Setelah Anda membuat rencana atau plan dari setiap aktifitas. Maka Anda wajib mensistemasi cara mendatangkan prospek. Kebanyakan orang sales lebih suka mengandalkan repeat order daripada mencari pelanggan baru. Jika yang saya andalkan adalah semua customer-lama, akhirnya, suatu hari customer lama pasti akan habis. Betul?

Bisa dikatakan 30% dari customer lama akan pindah rumah, mungkin juga ada yang sudah tidak berbisnis lagi, bangkrut, pindah kota, dst. Tetapi kalau Anda setiap tahun bahkan bulan menambahkan jumlah customer-customer baru, maka Anda akan terus menerus mengisi customer yang hilang.

Banyak perusahaan yang mengatakan begini, “Coach, saya tahun lalu bagus dan tahun ini jelek!” Pertanyaan saya adalah, “Berapa banyak customer hilang dan berapa banyak customer baru yang Anda dapatkan?”

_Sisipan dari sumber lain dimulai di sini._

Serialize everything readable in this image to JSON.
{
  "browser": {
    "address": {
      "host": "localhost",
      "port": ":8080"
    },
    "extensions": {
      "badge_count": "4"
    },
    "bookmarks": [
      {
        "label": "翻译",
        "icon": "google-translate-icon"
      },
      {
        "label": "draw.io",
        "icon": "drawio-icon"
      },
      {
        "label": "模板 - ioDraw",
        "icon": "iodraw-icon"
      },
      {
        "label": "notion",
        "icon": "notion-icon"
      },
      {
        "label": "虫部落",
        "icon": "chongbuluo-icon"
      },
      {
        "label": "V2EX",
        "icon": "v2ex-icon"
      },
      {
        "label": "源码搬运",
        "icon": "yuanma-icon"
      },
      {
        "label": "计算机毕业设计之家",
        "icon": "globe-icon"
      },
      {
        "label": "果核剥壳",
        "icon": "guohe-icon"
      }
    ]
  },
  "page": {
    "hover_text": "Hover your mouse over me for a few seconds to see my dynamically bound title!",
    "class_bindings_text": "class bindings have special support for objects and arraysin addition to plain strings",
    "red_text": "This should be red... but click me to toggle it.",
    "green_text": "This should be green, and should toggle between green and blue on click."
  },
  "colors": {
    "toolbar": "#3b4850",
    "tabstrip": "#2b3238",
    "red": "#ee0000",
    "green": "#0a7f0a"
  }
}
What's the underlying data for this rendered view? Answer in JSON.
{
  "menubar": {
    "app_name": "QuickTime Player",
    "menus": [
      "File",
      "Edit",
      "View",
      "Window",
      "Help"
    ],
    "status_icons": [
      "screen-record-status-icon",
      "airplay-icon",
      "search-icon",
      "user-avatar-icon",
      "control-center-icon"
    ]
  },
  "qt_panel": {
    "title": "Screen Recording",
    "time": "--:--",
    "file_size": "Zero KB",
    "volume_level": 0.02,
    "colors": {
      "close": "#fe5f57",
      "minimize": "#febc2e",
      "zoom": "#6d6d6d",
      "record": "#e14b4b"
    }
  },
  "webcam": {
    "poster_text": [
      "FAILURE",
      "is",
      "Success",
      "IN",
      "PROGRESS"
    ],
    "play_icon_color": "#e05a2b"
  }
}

Kalau misalnya banyak customer hilang, berarti tidak banyak customer baru. Kalau banyak customer baru, harusnya penjualan Anda meningkat. Jadi, strategi yang ke lima adalah pastikan Anda memuat sistem untuk mendatangkan prospek.

Apa contoh sistem untuk mendatangkan prospek?

Contohnya adalah apakah Anda mempunyai telemarketing yang mencari prospek-prospek baru, atau apakah Anda punya canvasser; orang yang jalan dan keliling setiap hari untuk mendapatkan customer-customer baru, atau mungkin Anda mennggunakan media sosial, internet marketing, iklan, dsb. Itu yang Anda gunakan untuk mendatangkan prospek-prospek baru.

6# Sistemasi Cara Menyaring Prospek

Sistmasi berikutnya adalah bagaimana melakukan penyaringan? Bagaimana menyaring prospek yang HOT dari prospek yang DINGIN. Prospek yang dingin berarti kita perlu edukasi, sedangkan prospek yang hot kita perlu follow-up lebih gencar lagi, jangan sampai diambil oleh kompetitor lain.

Yang menjadi masalah adalah banyak orang sales tidak paham cara membedakan calon pelanggan yang hot dan yang masih perlu waktu berpikir. Jika Anda memiliki tools untuk membantu mereka menyaring prospek, maka waktu mereka akan lebih efektif dihabiskan mengejar prospek yang siap beli.

Jadi, bagaimana sistem yang Anda gunakan untuk menyaring customer atau prospek baru Anda?

7# Sistemasi Training

Sistemasi yang terakhir adalah bagaimana Anda mensistemasi training Anda? Sistemasi ini sangat penting karena nantinya orang marketing Anda bisa terus menerus diupgrade pengetahuanya.

Kalau mereka sering mendapati masalah, mari ajak mereka training. Melakukan training pun tidak harus secara formal, tidak harus mengambil orang dari luar, tidak perlu. Anda cukup melakukan training internal saja atau hanya dengan sharing. Nah, bagi mereka yang sudah bagus, yang kurang bagus, atau yang harus diperbaiki, disharingkan bersama-sama.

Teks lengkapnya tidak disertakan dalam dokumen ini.